What defines a landmark of the order? Perhaps the safest method is to restrict them to those ancient and therefore universal customs of the order, which either gradually grew into operation as rules of action, or, have been enacted from a time so long ago that no account of their origin exists.

The first request therefore of a custom or rule of action to constitute it a landmark is that it must have existed from a time when no one remembers anything else. Its antiquity is its essential element. If every one of the masonic scholars were to get together now and agree on a new regulation, it would not be a landmark because it would not satisfy the need for antiquity.

The second request of a custom or rule of action to constitute it a landmark is that it must also be by definition unrepealable. “The Landmarks are those essentials of Freemasonry without any one of which it would no longer be Freemasonry,” said MW Bro. Melvin M. Johnson, Past Grand Master of Massachusetts in 1923.

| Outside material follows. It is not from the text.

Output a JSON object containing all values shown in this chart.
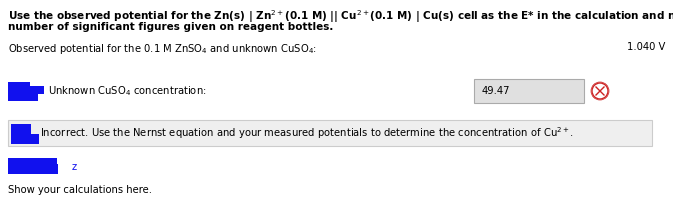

What are the landmarks of the order? What are those peculiar marks by which we are able to designate our masonic inheritance, as recognized by the Grand Lodge of Ancient, Free and Accepted Masons of the State of Connecticut?

  1. Belief in the existence of a Supreme Being, in some revelation of his will, in the Resurrection of the Body and in the Immortality of the Soul.
  2. The obligations and modes of recognition and the Legend of the third degree.
  3. The necessity of a volume of the Sacred Law on the Altar.
  4. The symbolism of the operative art.
  5. That Masons must obey the moral law and the government of the country in which they live.
  6. That the Grand Master is Head of the Craft.
  7. That the Master is Head of the Lodge.
  8. That the Grand Lodge is the Supreme Governing Body within its territorial jurisdiction.
  9. That the Lodge has power to make Masons, and to administer its own private affairs.
  10. Under Connecticut Law, lawful age is 18 years. That every Candidate must be a man of at least eighteen years of age and under no restraint of liberty and well recommended.
  11. That no candidate can be received except by unanimous ballot, after due notice of his application and due inquiry as to his qualifications.
  12. That the ballot is inviolably secret.
  13. That no person can be installed Master of a Lodge unless he be a Past Warden, except by dispensation of the Grand Master.
  14. That the obligations, means of recognition, and the forms and ceremonies observed in conferring degrees are secret.
  15. That no innovation can be made upon the body of Masonry without the consent of the Grand Lodge having first been obtained.